The Central Bank of Iran’s (CBI) top policymaker says the unification of Forex dual exchange rates, which was a promising issue during the first run of President Rouhani, will be pragmatic during the 2nd term but the issue has not been finalized and will be pursued during the administration’s second four-year term.
The longstanding plan to adopt a controlled floating rate failed due to what officials refer to as conflicts in international ties. The setback disappointed the country’s private sector and leading business figures who hoped for a single exchange rate policy after the country had reverted to multiple rates when sanctions targeted the country’s financial relations.
“Based on our plans, the unification of foreign exchange rates will be implemented early in the new government,” CBI Governor Valyollah Seif said in the last night interview with the state TV.
He and several other high-ranking officials had projected that the rates would be unified by the end of the previous fiscal year in March, following the implementation of Iran’s nuclear accord with world powers, which promised vastly improved prospects for the Iranian economy.

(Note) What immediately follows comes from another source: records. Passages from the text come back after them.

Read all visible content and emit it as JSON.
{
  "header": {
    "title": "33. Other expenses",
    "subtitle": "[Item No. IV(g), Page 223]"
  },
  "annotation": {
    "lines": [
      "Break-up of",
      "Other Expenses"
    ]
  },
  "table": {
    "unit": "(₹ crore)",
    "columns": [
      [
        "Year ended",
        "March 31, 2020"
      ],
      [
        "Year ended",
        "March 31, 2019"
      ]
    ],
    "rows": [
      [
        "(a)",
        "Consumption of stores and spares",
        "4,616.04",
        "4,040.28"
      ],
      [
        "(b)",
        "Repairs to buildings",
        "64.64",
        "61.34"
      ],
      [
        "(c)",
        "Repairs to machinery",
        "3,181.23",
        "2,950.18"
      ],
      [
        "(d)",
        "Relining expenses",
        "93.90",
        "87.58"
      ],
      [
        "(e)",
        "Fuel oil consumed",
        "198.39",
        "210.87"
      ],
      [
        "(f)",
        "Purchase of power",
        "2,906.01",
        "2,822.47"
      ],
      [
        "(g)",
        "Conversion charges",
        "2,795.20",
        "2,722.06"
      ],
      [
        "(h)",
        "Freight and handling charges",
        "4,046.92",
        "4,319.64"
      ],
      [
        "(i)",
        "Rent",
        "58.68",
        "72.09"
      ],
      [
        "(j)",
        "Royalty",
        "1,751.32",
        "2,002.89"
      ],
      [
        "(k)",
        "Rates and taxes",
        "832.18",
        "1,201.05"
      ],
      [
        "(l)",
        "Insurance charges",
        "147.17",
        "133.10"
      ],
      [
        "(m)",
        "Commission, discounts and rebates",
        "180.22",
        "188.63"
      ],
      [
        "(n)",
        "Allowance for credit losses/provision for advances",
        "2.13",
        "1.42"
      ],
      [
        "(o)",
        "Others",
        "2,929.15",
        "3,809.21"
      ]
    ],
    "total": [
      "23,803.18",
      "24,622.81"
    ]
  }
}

However, as Seif stressed: “It has taken much longer than anticipated for the Iranian banking system to reconnect with major international counterparts, effectively preventing the rate unification”.
“We thought that following the nuclear deal, our banking ties would once again stand at a suitable level and we can unify the rates, but the plan is yet to be implemented because it has been delayed as a result of a lack of international ties,” he said.
The CBI chief pointed to the position of Iran with regard to the Financial Action Task Force, the global standard-setting body on combating money laundering and financing of terrorism, which in late July voted to extend the suspension of active countermeasures against Iran indefinitely as it had done a year before.
Seif said the country is continuing measures in line with boosting conformity with FATF standards and predicted that the intergovernmental organization is expected to treat Iran better in its future meetings.